TTGV olarak temel program yaklaşımımız teknoloji üreten ekonomimizin gelişmesini engelleyen her türlü bilgi asimetrisinin giderilerek, ihtiyaç duyduğumuz organizasyon sermayesini geliştirebilecek birbirinden öğrenme ve birlikte çalışma pratiklerini geliştirmek.
Burada iki tarafın da kendisini rahat hissetmeyeceği sentetik modellerle iş birliğini tesis temek çabası yerine karşılıklı görünürlük ve iletişimi kolaylaştıracak program faaliyetleri yürütüyoruz. Amacımız değer üretebilecek, bütünün parçası olabilecek her türlü bilginin sürtünmesiz bir şekilde yayılmasını, gelişmesini destekleyecek bir ekosistem kültürünün yaygınlaşması. Bu süreçlerde önemli bilgi kaynaklarımızdan birisi de akademisyenlerimiz. Akademisyenlerimizin görünürlüğünün artması, TTGV’nin farklı güven platformları üzerinden sanayi şirketlerimizle ilişki ve iş birliklerinin gelişmesine dair farklı programlar yürütüyoruz. Ödül programlarımız var. Sonuçta ihtiyacımız olan sosyal sermayenin gelişmesi daha fazla konuşmak ve daha fazla paylaşmakla mümkün olacak.
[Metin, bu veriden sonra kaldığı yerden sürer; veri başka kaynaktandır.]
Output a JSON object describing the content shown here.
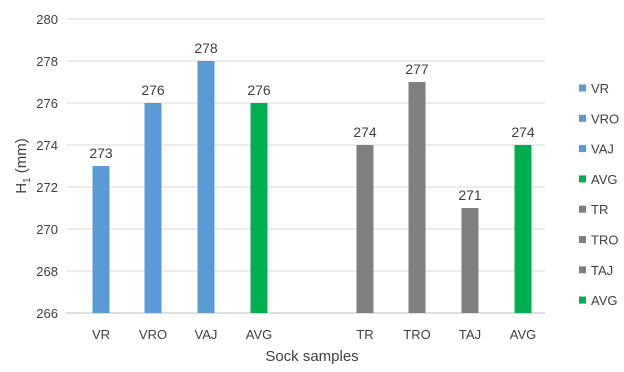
{
  "chart_data": {
    "type": "bar",
    "xlabel": "Sock samples",
    "ylabel_main": "H",
    "ylabel_sub": "1",
    "ylabel_unit": " (mm)",
    "ylim": [
      266,
      280
    ],
    "yticks": [
      266,
      268,
      270,
      272,
      274,
      276,
      278,
      280
    ],
    "grid": true,
    "legend_position": "right",
    "colors": {
      "blue": "#5b9bd5",
      "gray": "#7f7f7f",
      "green": "#00b050",
      "grid": "#d9d9d9",
      "text": "#404040"
    },
    "bars": [
      {
        "category": "VR",
        "value": 273,
        "color": "#5b9bd5"
      },
      {
        "category": "VRO",
        "value": 276,
        "color": "#5b9bd5"
      },
      {
        "category": "VAJ",
        "value": 278,
        "color": "#5b9bd5"
      },
      {
        "category": "AVG",
        "value": 276,
        "color": "#00b050"
      },
      {
        "category": "TR",
        "value": 274,
        "color": "#7f7f7f"
      },
      {
        "category": "TRO",
        "value": 277,
        "color": "#7f7f7f"
      },
      {
        "category": "TAJ",
        "value": 271,
        "color": "#7f7f7f"
      },
      {
        "category": "AVG",
        "value": 274,
        "color": "#00b050"
      }
    ],
    "legend": [
      {
        "label": "VR",
        "color": "#5b9bd5"
      },
      {
        "label": "VRO",
        "color": "#5b9bd5"
      },
      {
        "label": "VAJ",
        "color": "#5b9bd5"
      },
      {
        "label": "AVG",
        "color": "#00b050"
      },
      {
        "label": "TR",
        "color": "#7f7f7f"
      },
      {
        "label": "TRO",
        "color": "#7f7f7f"
      },
      {
        "label": "TAJ",
        "color": "#7f7f7f"
      },
      {
        "label": "AVG",
        "color": "#00b050"
      }
    ]
  }
}
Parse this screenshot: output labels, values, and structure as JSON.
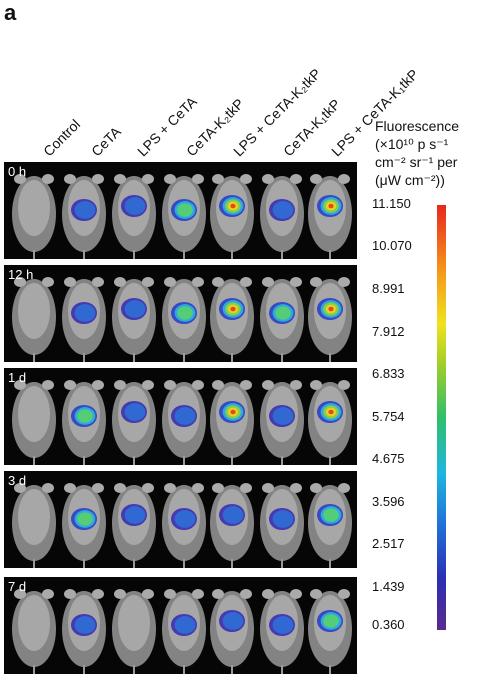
{
  "panel_letter": "a",
  "columns": [
    "Control",
    "CeTA",
    "LPS + CeTA",
    "CeTA-K₂tkP",
    "LPS + CeTA-K₂tkP",
    "CeTA-K₁tkP",
    "LPS + CeTA-K₁tkP"
  ],
  "rows": [
    "0 h",
    "12 h",
    "1 d",
    "3 d",
    "7 d"
  ],
  "legend": {
    "line1": "Fluorescence",
    "line2": "(×10¹⁰ p s⁻¹",
    "line3": "cm⁻² sr⁻¹ per",
    "line4": "(μW cm⁻²))"
  },
  "scale_ticks": [
    "11.150",
    "10.070",
    "8.991",
    "7.912",
    "6.833",
    "5.754",
    "4.675",
    "3.596",
    "2.517",
    "1.439",
    "0.360"
  ],
  "colors": {
    "scale_max": "#e8261e",
    "scale_min": "#5b2a8e",
    "background": "#060606"
  }
}
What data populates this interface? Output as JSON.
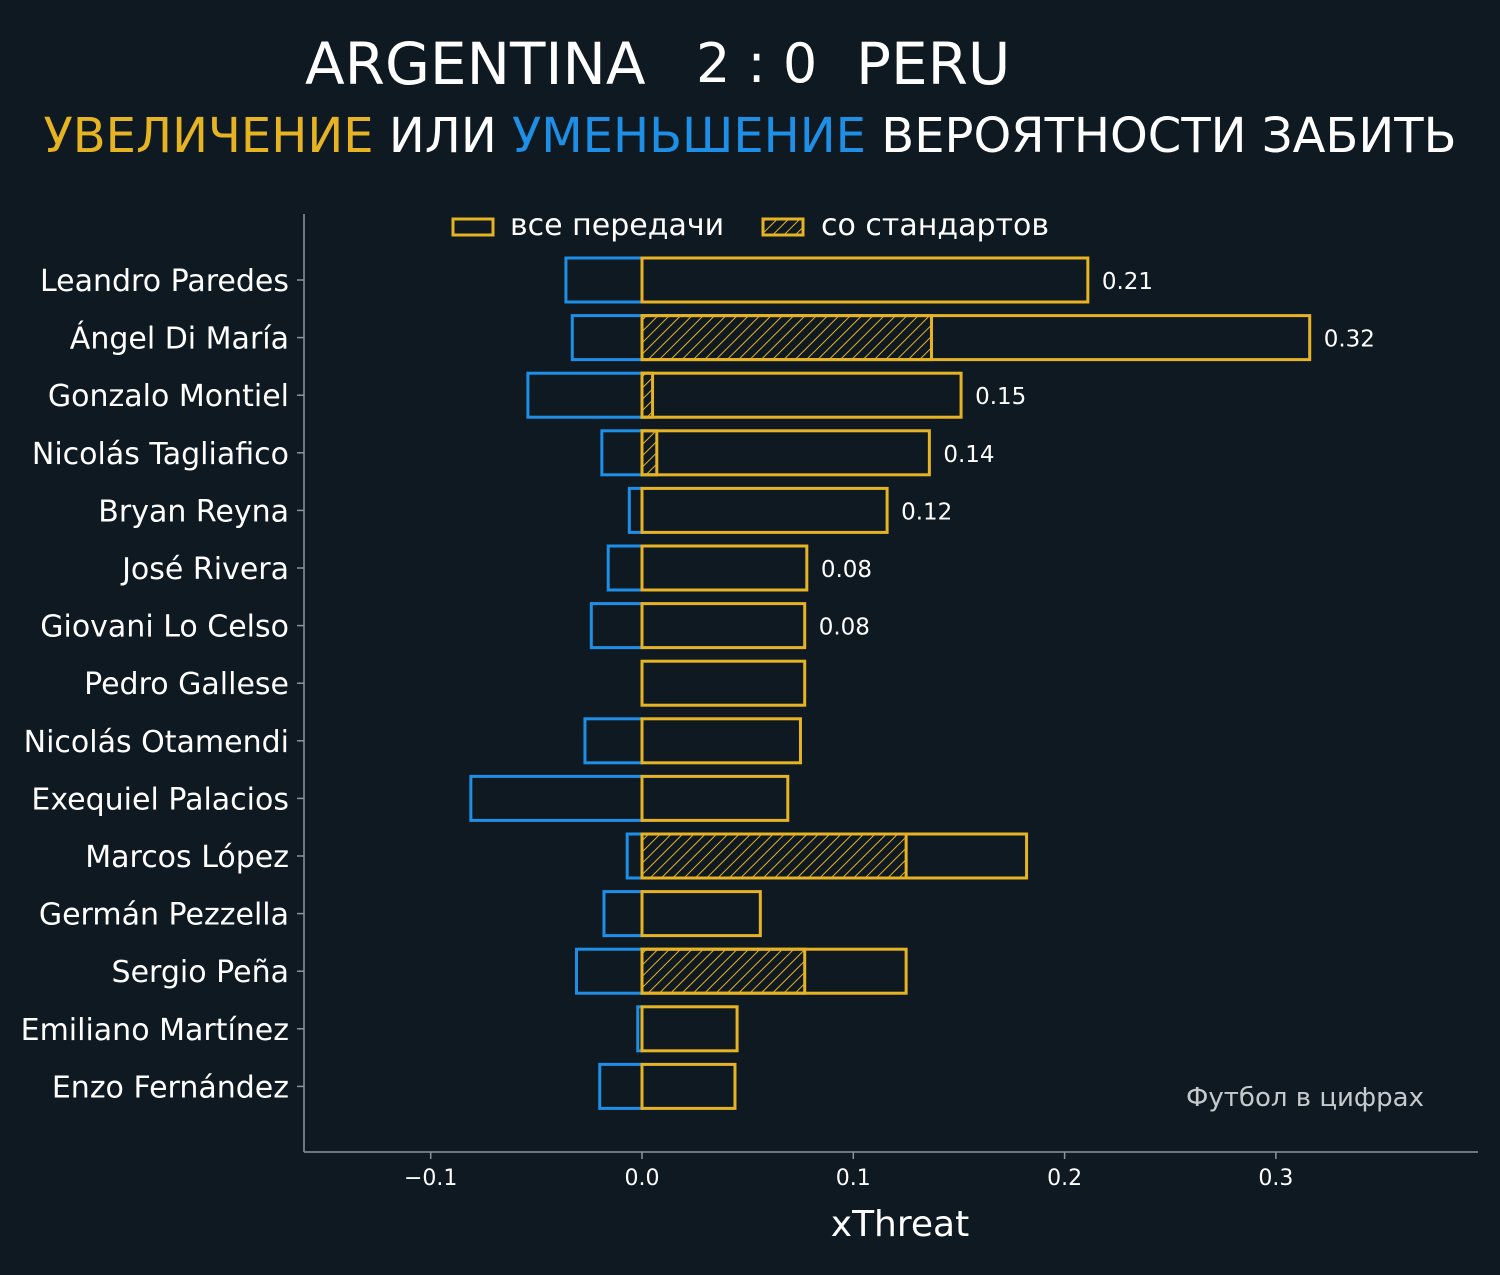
{
  "header": {
    "home": "ARGENTINA",
    "score": "2 : 0",
    "away": "PERU",
    "subtitle_increase": "УВЕЛИЧЕНИЕ",
    "subtitle_or": "ИЛИ",
    "subtitle_decrease": "УМЕНЬШЕНИЕ",
    "subtitle_rest": "ВЕРОЯТНОСТИ ЗАБИТЬ"
  },
  "colors": {
    "background": "#0f1921",
    "increase": "#e6b323",
    "decrease": "#1e8fe6",
    "axis": "#8a959c",
    "text": "#ffffff",
    "watermark": "#c5cacd"
  },
  "chart_data": {
    "type": "bar",
    "orientation": "horizontal",
    "xlabel": "xThreat",
    "xlim": [
      -0.16,
      0.395
    ],
    "xticks": [
      -0.1,
      0.0,
      0.1,
      0.2,
      0.3
    ],
    "xtick_labels": [
      "−0.1",
      "0.0",
      "0.1",
      "0.2",
      "0.3"
    ],
    "legend": {
      "position": "top-center",
      "entries": [
        "все передачи",
        "со стандартов"
      ]
    },
    "watermark": "Футбол в цифрах",
    "categories": [
      "Leandro Paredes",
      "Ángel Di María",
      "Gonzalo Montiel",
      "Nicolás Tagliafico",
      "Bryan Reyna",
      "José Rivera",
      "Giovani Lo Celso",
      "Pedro Gallese",
      "Nicolás Otamendi",
      "Exequiel Palacios",
      "Marcos López",
      "Germán Pezzella",
      "Sergio Peña",
      "Emiliano Martínez",
      "Enzo Fernández"
    ],
    "series": [
      {
        "name": "все передачи (увеличение)",
        "values": [
          0.211,
          0.316,
          0.151,
          0.136,
          0.116,
          0.078,
          0.077,
          0.077,
          0.075,
          0.069,
          0.182,
          0.056,
          0.125,
          0.045,
          0.044
        ]
      },
      {
        "name": "все передачи (уменьшение)",
        "values": [
          -0.036,
          -0.033,
          -0.054,
          -0.019,
          -0.006,
          -0.016,
          -0.024,
          0.0,
          -0.027,
          -0.081,
          -0.007,
          -0.018,
          -0.031,
          -0.002,
          -0.02
        ]
      },
      {
        "name": "со стандартов",
        "values": [
          0.0,
          0.137,
          0.005,
          0.007,
          0.0,
          0.0,
          0.0,
          0.0,
          0.0,
          0.0,
          0.125,
          0.0,
          0.077,
          0.0,
          0.0
        ]
      }
    ],
    "value_labels": [
      "0.21",
      "0.32",
      "0.15",
      "0.14",
      "0.12",
      "0.08",
      "0.08",
      "",
      "",
      "",
      "",
      "",
      "",
      "",
      ""
    ]
  }
}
İlaç ve sağlık endüstrimiz ülkemizin ekonomik gelişmesi, kalkınması ve refah bir toplum olarak devam etmesi açısından son derece kritik bir konuma sahip. Hastanelerimizdeki klinik tecrübeye baktığımız zaman her geçen gün Türkiye’de tıp profesyonellerimizin yetkinlik seviyesi ile oluşturabileceğimiz özgün çözümlerin sadece Türkiye’de değil en azından bölgede de önemli bir değer olduğunu görmemek imkânsız. Sağlık ürünleri insan sağlığını doğrudan ilgilendirdiği için haklı olarak uzun geliştirme ve sertifikasyon süreçlerine tabi. Bunun üzerine teknolojik riskler geliştirme maliyetlerini caydırıcı bir noktaya taşıma potansiyeline sahip. Geliştirme için ihtiyaç duyulan araştırma altyapısı da özellikle bilimsel araştırmalara dayanan ürünlerde ciddi maliyetler öngörmekte. Bu anlamda ülkemizde dünya ile rekabet edebilir bir sağlık endüstrisinin gelişmesi ortak araştırma altyapıları ve akademik kurumların da yer alacağı rekabet öncesi iş birlikleri ile mümkün olabilecektir. Bu süreçte devletin farklı programlar üzerinden sağladığı imkanları açık fikir ve büyük düşünerek değerlendirmek mutlaka önemli olacak.